The massive civil disobedience campaign currently gripping Hong Kong is the largest show of resistance against the Chinese Communist Party (CCP) since 1989. 25 years ago, tanks rolled into Beijing, killing hundreds — some say thousands — of unarmed pro-democracy protestors occupying Tiananmen Square, the historic and symbolic heart of China. The human cost of the Tiananmen Massacre has had incalculable negative consequences on Chinese society that continue today. If it were not for Hong Kong’s status as a global city, or for the attention of international media, many believe that the Chinese army would have already moved in. That certainly would have been the case if Hong Kong were an isolated region, such as Tibet or Inner Mongolia, where foreign journalists, like the most of China, are banned.
Hong Kong, a former British colony that enjoys protected rights such as free speech and religious freedom, unique from the rest China, was promised the ability to elect its own leader as part of its “handover” in 1997. With a free press, a strong sense of law and free flowing capital, Hong Kong has been an incredibly successful experiment in neoliberalism. However, in the span of a year, a notoriously apolitical city has suddenly become political. This culminated last Sunday with the start of an unprecedented civil disobedience movement that is currently shutting down large swathes of the city until it is given true democracy. Its scale and direct confrontation with the CCP is historic.
The Umbrella Revolution — named after the now ubiquitous umbrellas used by protestors to defend themselves against tear gas and pepper spray — quickly became a popular movement just weeks after the CCP confirmed it would not be giving Hong Kong real democracy in 2017. The organizers, Christians (including a Catholic Cardinal) who now share a celebrated lineage of Christian civil disobedience leaders, had long threatened to bring the city to a standstill after all moderate avenues of discussion and compromise were ignored by the CCP. This movement was not created in a vacuum, but instead borrows from a rich and continuously growing tradition of peaceful civil disobedience around the world. Non-violent civil disobedience has proved itself successful in tackling seemingly insurmountable injustices with MLK, Gandhi and Mandela. It is also a tradition that is continuously maturing. Protestors in Hong Kong have learned to treat pepper spray with milk from protestors in Gaza and Palestine. They have adopted the powerful symbol of raising one’s arms while engaging riot police from Ferguson, Missouri. In a year where separatist movements in Ukraine and Syria have used terrible violence for their own gain, non-violence is once again demonstratively more apt for a civilized and educated world.

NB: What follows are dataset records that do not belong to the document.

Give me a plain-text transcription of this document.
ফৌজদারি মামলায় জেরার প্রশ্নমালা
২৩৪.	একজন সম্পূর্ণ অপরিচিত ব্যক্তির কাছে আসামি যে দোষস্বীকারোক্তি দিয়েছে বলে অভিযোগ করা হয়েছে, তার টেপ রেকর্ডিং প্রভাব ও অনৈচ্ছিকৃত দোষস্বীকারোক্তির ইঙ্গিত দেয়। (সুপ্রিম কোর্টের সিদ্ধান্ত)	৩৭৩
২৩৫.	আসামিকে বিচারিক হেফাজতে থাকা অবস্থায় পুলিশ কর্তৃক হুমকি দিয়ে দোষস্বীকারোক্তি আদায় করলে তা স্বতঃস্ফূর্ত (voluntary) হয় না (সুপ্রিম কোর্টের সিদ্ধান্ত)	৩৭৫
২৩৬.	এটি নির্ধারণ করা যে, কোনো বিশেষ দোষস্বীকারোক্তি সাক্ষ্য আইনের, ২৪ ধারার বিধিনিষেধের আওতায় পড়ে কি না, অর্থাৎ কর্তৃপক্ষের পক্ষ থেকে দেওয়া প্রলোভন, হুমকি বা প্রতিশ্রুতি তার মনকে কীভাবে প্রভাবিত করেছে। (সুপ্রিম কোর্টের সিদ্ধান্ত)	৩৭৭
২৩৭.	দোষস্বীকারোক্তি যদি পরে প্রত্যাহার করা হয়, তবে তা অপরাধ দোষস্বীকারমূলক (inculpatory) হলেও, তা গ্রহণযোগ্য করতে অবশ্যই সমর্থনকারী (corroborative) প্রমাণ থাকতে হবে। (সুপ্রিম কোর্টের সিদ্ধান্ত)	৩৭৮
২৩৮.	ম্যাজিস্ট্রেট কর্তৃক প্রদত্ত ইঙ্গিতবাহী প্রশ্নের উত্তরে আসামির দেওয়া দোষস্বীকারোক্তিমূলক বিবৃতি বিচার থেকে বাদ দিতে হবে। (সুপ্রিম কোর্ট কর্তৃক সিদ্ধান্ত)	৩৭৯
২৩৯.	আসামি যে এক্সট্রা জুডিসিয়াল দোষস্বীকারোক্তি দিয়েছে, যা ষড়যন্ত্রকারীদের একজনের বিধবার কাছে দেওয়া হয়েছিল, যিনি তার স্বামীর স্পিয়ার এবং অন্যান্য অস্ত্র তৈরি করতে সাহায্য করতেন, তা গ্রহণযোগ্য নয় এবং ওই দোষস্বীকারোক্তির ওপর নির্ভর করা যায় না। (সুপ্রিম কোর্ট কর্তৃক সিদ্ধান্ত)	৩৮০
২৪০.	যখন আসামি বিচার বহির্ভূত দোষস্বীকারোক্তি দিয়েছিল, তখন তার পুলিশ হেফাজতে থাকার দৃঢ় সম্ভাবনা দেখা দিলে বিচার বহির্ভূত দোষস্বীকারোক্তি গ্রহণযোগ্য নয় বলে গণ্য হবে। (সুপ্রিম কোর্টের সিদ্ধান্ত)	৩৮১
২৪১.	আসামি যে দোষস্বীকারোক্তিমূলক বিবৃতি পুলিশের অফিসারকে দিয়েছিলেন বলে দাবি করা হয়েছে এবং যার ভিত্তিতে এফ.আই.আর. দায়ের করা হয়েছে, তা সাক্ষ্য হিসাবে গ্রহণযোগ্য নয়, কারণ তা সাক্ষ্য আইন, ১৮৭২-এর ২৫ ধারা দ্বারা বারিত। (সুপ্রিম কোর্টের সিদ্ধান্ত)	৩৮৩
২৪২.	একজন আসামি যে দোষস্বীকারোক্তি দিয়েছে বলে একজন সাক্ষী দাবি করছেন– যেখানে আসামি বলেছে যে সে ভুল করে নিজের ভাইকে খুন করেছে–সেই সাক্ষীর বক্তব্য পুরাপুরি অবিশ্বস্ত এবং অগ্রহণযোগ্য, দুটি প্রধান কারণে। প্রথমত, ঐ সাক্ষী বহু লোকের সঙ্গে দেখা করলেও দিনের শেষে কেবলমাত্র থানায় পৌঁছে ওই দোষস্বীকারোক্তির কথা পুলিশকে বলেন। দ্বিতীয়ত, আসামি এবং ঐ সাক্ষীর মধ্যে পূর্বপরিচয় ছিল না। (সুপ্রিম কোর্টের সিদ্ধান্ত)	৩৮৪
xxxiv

The Umbrella Revolution is not an isolated reaction only spurred by the CCP’s refusal to give Hong Kongers the democracy they promised. It is a David versus Goliath moment responding to years of increasing injustice. In the past seventeen years of Chinese rule, Hong Kongers have seen their freedoms and unique way of life helplessly eroded. Hong Kong’s semi-autonomous government is no longer made out of people chosen for their ability, but simply on their adherence to the Communist Party. A small, vested elite holds responsibility over the biggest economic inequality gap in the world and for driving up property prices to unattainable heights. Hong Kong’s once-celebrated freedom of press has plummeted in the past year, with newspapers rife with self-censorship and intimidation. The societal cost has been extreme, and until the Umbrella Revolution started on a Sunday morning, hope for the city’s future society had been reduced to almost nothing with one in five citizens considering emigrating. The vast majority Hong Kongers are people whose great-grandparents had fled from the terrors of Communist China: Hong Kongers are afraid that these terrors are now coming to them.
However, peaceful civil disobedience has suddenly given Hong Kongers an unexpected new hope. Through sheer numbers, — reportedly in the hundreds of thousands — and a persistent dedication to non-violence, Hong Kong’s citizens have discovered a surprising leverage against the world’s most powerful political party without the use of deceit or blood.
With the city — a global financial hub — essentially shut down with a great cost to their economy, China is now faced with two very uneasy choices. They can fulfill their legal promise of democracy to Hong Kongers, inevitably ushering China into an era of reform and greater freedoms. With many speculating China’s economy to overtake America’s in the next decade and one in seven people Chinese, the positive ramifications of a Chinese social renaissance could very well affect billions of lives. Or they could squander this rare opportunity and face the repercussions of another violent crackdown for another 25 years.